Tuesday, September 23, 2014

Detail #101: Case marking hierarchy

A system whereby which word in a noun phrase carries the case marking for the entire noun phrase is determined by a hierarchy. In this language, all adjectives are essentially nouns in apposition.

Which word goes where in the phrase is determined by various patterns.
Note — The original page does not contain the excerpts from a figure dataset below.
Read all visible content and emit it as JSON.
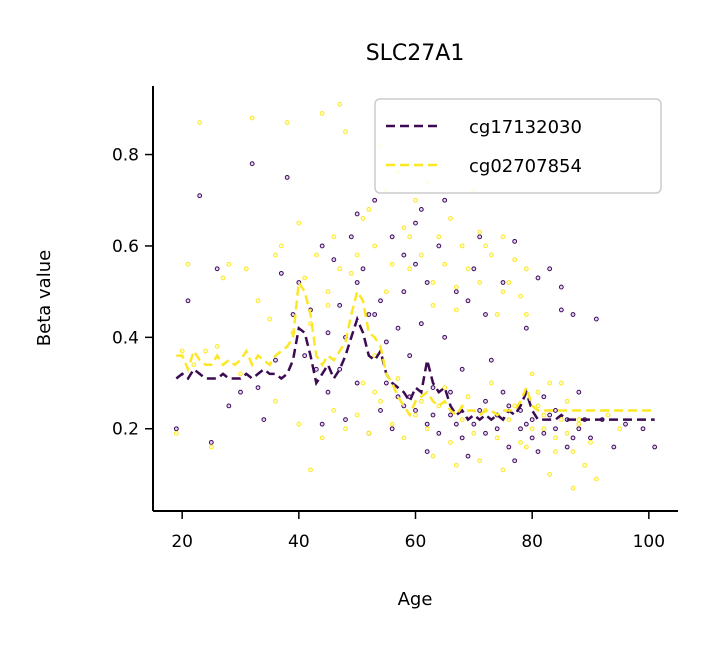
{
  "chart_data": {
    "type": "scatter",
    "title": "SLC27A1",
    "xlabel": "Age",
    "ylabel": "Beta value",
    "xlim": [
      15,
      105
    ],
    "ylim": [
      0.02,
      0.95
    ],
    "xticks": [
      20,
      40,
      60,
      80,
      100
    ],
    "yticks": [
      0.2,
      0.4,
      0.6,
      0.8
    ],
    "xtick_labels": [
      "20",
      "40",
      "60",
      "80",
      "100"
    ],
    "ytick_labels": [
      "0.2",
      "0.4",
      "0.6",
      "0.8"
    ],
    "grid": false,
    "legend_position": "top-right",
    "series": [
      {
        "name": "cg17132030",
        "color": "#3b0a52",
        "line_x": [
          19,
          20,
          21,
          22,
          23,
          24,
          25,
          26,
          27,
          28,
          29,
          30,
          31,
          32,
          33,
          34,
          35,
          36,
          37,
          38,
          39,
          40,
          41,
          42,
          43,
          44,
          45,
          46,
          47,
          48,
          49,
          50,
          51,
          52,
          53,
          54,
          55,
          56,
          57,
          58,
          59,
          60,
          61,
          62,
          63,
          64,
          65,
          66,
          67,
          68,
          69,
          70,
          71,
          72,
          73,
          74,
          75,
          76,
          77,
          78,
          79,
          80,
          81,
          82,
          83,
          84,
          85,
          86,
          87,
          88,
          89,
          90,
          91,
          92,
          93,
          94,
          95,
          96,
          97,
          98,
          99,
          100,
          101
        ],
        "line_y": [
          0.31,
          0.32,
          0.31,
          0.33,
          0.32,
          0.31,
          0.31,
          0.31,
          0.32,
          0.31,
          0.31,
          0.31,
          0.32,
          0.31,
          0.32,
          0.33,
          0.32,
          0.32,
          0.31,
          0.32,
          0.35,
          0.42,
          0.41,
          0.36,
          0.3,
          0.32,
          0.34,
          0.31,
          0.33,
          0.36,
          0.4,
          0.44,
          0.41,
          0.36,
          0.35,
          0.37,
          0.32,
          0.3,
          0.29,
          0.28,
          0.26,
          0.29,
          0.28,
          0.35,
          0.3,
          0.28,
          0.29,
          0.25,
          0.23,
          0.24,
          0.22,
          0.23,
          0.22,
          0.23,
          0.22,
          0.23,
          0.22,
          0.24,
          0.23,
          0.25,
          0.28,
          0.24,
          0.22,
          0.22,
          0.22,
          0.22,
          0.23,
          0.22,
          0.22,
          0.22,
          0.22,
          0.22,
          0.22,
          0.22,
          0.22,
          0.22,
          0.22,
          0.22,
          0.22,
          0.22,
          0.22,
          0.22,
          0.22
        ],
        "scatter": [
          [
            19,
            0.2
          ],
          [
            21,
            0.48
          ],
          [
            23,
            0.71
          ],
          [
            25,
            0.17
          ],
          [
            26,
            0.55
          ],
          [
            28,
            0.25
          ],
          [
            30,
            0.28
          ],
          [
            32,
            0.78
          ],
          [
            33,
            0.29
          ],
          [
            34,
            0.22
          ],
          [
            36,
            0.35
          ],
          [
            37,
            0.54
          ],
          [
            38,
            0.75
          ],
          [
            39,
            0.45
          ],
          [
            40,
            0.52
          ],
          [
            41,
            0.36
          ],
          [
            42,
            0.46
          ],
          [
            43,
            0.33
          ],
          [
            44,
            0.6
          ],
          [
            45,
            0.28
          ],
          [
            46,
            0.57
          ],
          [
            47,
            0.47
          ],
          [
            48,
            0.4
          ],
          [
            49,
            0.62
          ],
          [
            50,
            0.3
          ],
          [
            50,
            0.52
          ],
          [
            51,
            0.55
          ],
          [
            52,
            0.45
          ],
          [
            53,
            0.7
          ],
          [
            54,
            0.48
          ],
          [
            55,
            0.39
          ],
          [
            56,
            0.62
          ],
          [
            57,
            0.42
          ],
          [
            57,
            0.27
          ],
          [
            58,
            0.5
          ],
          [
            59,
            0.36
          ],
          [
            60,
            0.56
          ],
          [
            61,
            0.43
          ],
          [
            61,
            0.68
          ],
          [
            62,
            0.52
          ],
          [
            63,
            0.29
          ],
          [
            64,
            0.6
          ],
          [
            65,
            0.4
          ],
          [
            66,
            0.23
          ],
          [
            67,
            0.5
          ],
          [
            68,
            0.33
          ],
          [
            69,
            0.48
          ],
          [
            70,
            0.21
          ],
          [
            70,
            0.55
          ],
          [
            71,
            0.62
          ],
          [
            72,
            0.19
          ],
          [
            73,
            0.35
          ],
          [
            74,
            0.23
          ],
          [
            75,
            0.52
          ],
          [
            76,
            0.16
          ],
          [
            77,
            0.61
          ],
          [
            78,
            0.24
          ],
          [
            79,
            0.42
          ],
          [
            80,
            0.18
          ],
          [
            81,
            0.53
          ],
          [
            82,
            0.27
          ],
          [
            83,
            0.55
          ],
          [
            84,
            0.2
          ],
          [
            85,
            0.46
          ],
          [
            86,
            0.16
          ],
          [
            87,
            0.45
          ],
          [
            88,
            0.28
          ],
          [
            89,
            0.22
          ],
          [
            90,
            0.18
          ],
          [
            91,
            0.44
          ],
          [
            92,
            0.22
          ],
          [
            94,
            0.16
          ],
          [
            96,
            0.21
          ],
          [
            99,
            0.2
          ],
          [
            101,
            0.16
          ],
          [
            44,
            0.21
          ],
          [
            48,
            0.22
          ],
          [
            52,
            0.19
          ],
          [
            54,
            0.24
          ],
          [
            56,
            0.2
          ],
          [
            58,
            0.25
          ],
          [
            60,
            0.24
          ],
          [
            62,
            0.21
          ],
          [
            64,
            0.19
          ],
          [
            66,
            0.28
          ],
          [
            68,
            0.18
          ],
          [
            72,
            0.26
          ],
          [
            74,
            0.2
          ],
          [
            76,
            0.25
          ],
          [
            78,
            0.2
          ],
          [
            80,
            0.22
          ],
          [
            82,
            0.19
          ],
          [
            84,
            0.24
          ],
          [
            86,
            0.22
          ],
          [
            88,
            0.2
          ],
          [
            55,
            0.3
          ],
          [
            59,
            0.27
          ],
          [
            63,
            0.23
          ],
          [
            67,
            0.21
          ],
          [
            71,
            0.24
          ],
          [
            75,
            0.28
          ],
          [
            79,
            0.21
          ],
          [
            83,
            0.23
          ],
          [
            47,
            0.33
          ],
          [
            45,
            0.41
          ],
          [
            53,
            0.45
          ],
          [
            60,
            0.65
          ],
          [
            65,
            0.7
          ],
          [
            50,
            0.67
          ],
          [
            58,
            0.58
          ],
          [
            72,
            0.45
          ],
          [
            85,
            0.51
          ],
          [
            62,
            0.15
          ],
          [
            69,
            0.14
          ],
          [
            77,
            0.13
          ],
          [
            81,
            0.15
          ],
          [
            87,
            0.18
          ]
        ]
      },
      {
        "name": "cg02707854",
        "color": "#fde725",
        "line_x": [
          19,
          20,
          21,
          22,
          23,
          24,
          25,
          26,
          27,
          28,
          29,
          30,
          31,
          32,
          33,
          34,
          35,
          36,
          37,
          38,
          39,
          40,
          41,
          42,
          43,
          44,
          45,
          46,
          47,
          48,
          49,
          50,
          51,
          52,
          53,
          54,
          55,
          56,
          57,
          58,
          59,
          60,
          61,
          62,
          63,
          64,
          65,
          66,
          67,
          68,
          69,
          70,
          71,
          72,
          73,
          74,
          75,
          76,
          77,
          78,
          79,
          80,
          81,
          82,
          83,
          84,
          85,
          86,
          87,
          88,
          89,
          90,
          91,
          92,
          93,
          94,
          95,
          96,
          97,
          98,
          99,
          100,
          101
        ],
        "line_y": [
          0.36,
          0.36,
          0.33,
          0.37,
          0.35,
          0.34,
          0.34,
          0.36,
          0.34,
          0.35,
          0.34,
          0.35,
          0.37,
          0.34,
          0.36,
          0.35,
          0.34,
          0.36,
          0.37,
          0.38,
          0.4,
          0.52,
          0.5,
          0.45,
          0.36,
          0.34,
          0.36,
          0.35,
          0.37,
          0.39,
          0.45,
          0.5,
          0.48,
          0.41,
          0.4,
          0.38,
          0.32,
          0.3,
          0.27,
          0.25,
          0.23,
          0.26,
          0.27,
          0.28,
          0.26,
          0.25,
          0.26,
          0.24,
          0.23,
          0.25,
          0.24,
          0.24,
          0.23,
          0.24,
          0.24,
          0.23,
          0.24,
          0.24,
          0.24,
          0.26,
          0.29,
          0.25,
          0.24,
          0.24,
          0.24,
          0.24,
          0.24,
          0.24,
          0.24,
          0.24,
          0.24,
          0.24,
          0.24,
          0.24,
          0.24,
          0.24,
          0.24,
          0.24,
          0.24,
          0.24,
          0.24,
          0.24,
          0.24
        ],
        "scatter": [
          [
            19,
            0.19
          ],
          [
            20,
            0.37
          ],
          [
            21,
            0.56
          ],
          [
            22,
            0.34
          ],
          [
            23,
            0.87
          ],
          [
            24,
            0.37
          ],
          [
            25,
            0.16
          ],
          [
            26,
            0.38
          ],
          [
            27,
            0.53
          ],
          [
            28,
            0.56
          ],
          [
            30,
            0.32
          ],
          [
            31,
            0.55
          ],
          [
            32,
            0.88
          ],
          [
            33,
            0.48
          ],
          [
            35,
            0.44
          ],
          [
            36,
            0.58
          ],
          [
            37,
            0.6
          ],
          [
            38,
            0.87
          ],
          [
            39,
            0.41
          ],
          [
            40,
            0.65
          ],
          [
            41,
            0.53
          ],
          [
            42,
            0.43
          ],
          [
            43,
            0.58
          ],
          [
            44,
            0.89
          ],
          [
            45,
            0.5
          ],
          [
            46,
            0.62
          ],
          [
            47,
            0.91
          ],
          [
            48,
            0.85
          ],
          [
            49,
            0.54
          ],
          [
            50,
            0.58
          ],
          [
            51,
            0.66
          ],
          [
            52,
            0.68
          ],
          [
            53,
            0.6
          ],
          [
            54,
            0.82
          ],
          [
            55,
            0.72
          ],
          [
            56,
            0.56
          ],
          [
            57,
            0.76
          ],
          [
            58,
            0.64
          ],
          [
            59,
            0.55
          ],
          [
            60,
            0.7
          ],
          [
            61,
            0.58
          ],
          [
            62,
            0.74
          ],
          [
            63,
            0.52
          ],
          [
            64,
            0.62
          ],
          [
            65,
            0.56
          ],
          [
            66,
            0.66
          ],
          [
            67,
            0.46
          ],
          [
            68,
            0.6
          ],
          [
            69,
            0.55
          ],
          [
            70,
            0.72
          ],
          [
            71,
            0.52
          ],
          [
            72,
            0.6
          ],
          [
            73,
            0.58
          ],
          [
            74,
            0.45
          ],
          [
            75,
            0.62
          ],
          [
            76,
            0.52
          ],
          [
            77,
            0.57
          ],
          [
            78,
            0.49
          ],
          [
            79,
            0.45
          ],
          [
            80,
            0.32
          ],
          [
            81,
            0.25
          ],
          [
            82,
            0.2
          ],
          [
            83,
            0.3
          ],
          [
            84,
            0.18
          ],
          [
            85,
            0.22
          ],
          [
            86,
            0.26
          ],
          [
            87,
            0.15
          ],
          [
            88,
            0.22
          ],
          [
            89,
            0.12
          ],
          [
            90,
            0.17
          ],
          [
            91,
            0.09
          ],
          [
            93,
            0.23
          ],
          [
            95,
            0.2
          ],
          [
            36,
            0.26
          ],
          [
            40,
            0.21
          ],
          [
            42,
            0.11
          ],
          [
            44,
            0.18
          ],
          [
            46,
            0.24
          ],
          [
            48,
            0.2
          ],
          [
            50,
            0.23
          ],
          [
            52,
            0.19
          ],
          [
            54,
            0.26
          ],
          [
            56,
            0.21
          ],
          [
            58,
            0.18
          ],
          [
            60,
            0.23
          ],
          [
            62,
            0.2
          ],
          [
            64,
            0.25
          ],
          [
            66,
            0.17
          ],
          [
            68,
            0.22
          ],
          [
            70,
            0.19
          ],
          [
            72,
            0.24
          ],
          [
            74,
            0.18
          ],
          [
            76,
            0.22
          ],
          [
            78,
            0.17
          ],
          [
            80,
            0.2
          ],
          [
            82,
            0.23
          ],
          [
            84,
            0.15
          ],
          [
            86,
            0.19
          ],
          [
            88,
            0.21
          ],
          [
            53,
            0.28
          ],
          [
            57,
            0.31
          ],
          [
            61,
            0.26
          ],
          [
            65,
            0.29
          ],
          [
            69,
            0.27
          ],
          [
            73,
            0.3
          ],
          [
            77,
            0.25
          ],
          [
            81,
            0.28
          ],
          [
            85,
            0.3
          ],
          [
            63,
            0.14
          ],
          [
            67,
            0.12
          ],
          [
            71,
            0.13
          ],
          [
            75,
            0.11
          ],
          [
            79,
            0.16
          ],
          [
            83,
            0.1
          ],
          [
            87,
            0.07
          ],
          [
            47,
            0.55
          ],
          [
            55,
            0.5
          ],
          [
            59,
            0.62
          ],
          [
            63,
            0.47
          ],
          [
            67,
            0.51
          ],
          [
            71,
            0.63
          ],
          [
            75,
            0.5
          ],
          [
            79,
            0.55
          ],
          [
            45,
            0.47
          ],
          [
            51,
            0.3
          ],
          [
            53,
            0.36
          ]
        ]
      }
    ]
  }
}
Examples include:
age immediately precedes title or occupation
terms of kinship are titles, but if another title appears in the same phrase, the kinship term goes after it.
adjectives denoting shape, material or colour (for inanimate objects) indirectly precede titles (i.e. if other things precede them, other things go closer to the title)
personal appearance (beard, hairiness, hair colour, skin colour,) indirectly precede descriptions of age, but go after descriptions of shape
non-title agentive nouns/adjectives go first 
and a bunch of similar rules

Now, let's further come up with a hierarchy were basically each noun and adjective has a rank, and the highest ranked  noun or adjective gets the case marking:

old captain Stanford.acc
beardy old.acc  captain 
beardy old chieftain.acc 
dancing/-er beautiful.acc young
dancing/-er.acc skilled young
The main challenge in making such a language would of course be keeping track of the rules for ordering the words and then structuring words into the hierarchy. I imagine the results could be pretty cool, though.

To really break this idea out of what might seem even remotely realistic, how about having each case have its own hierarchy?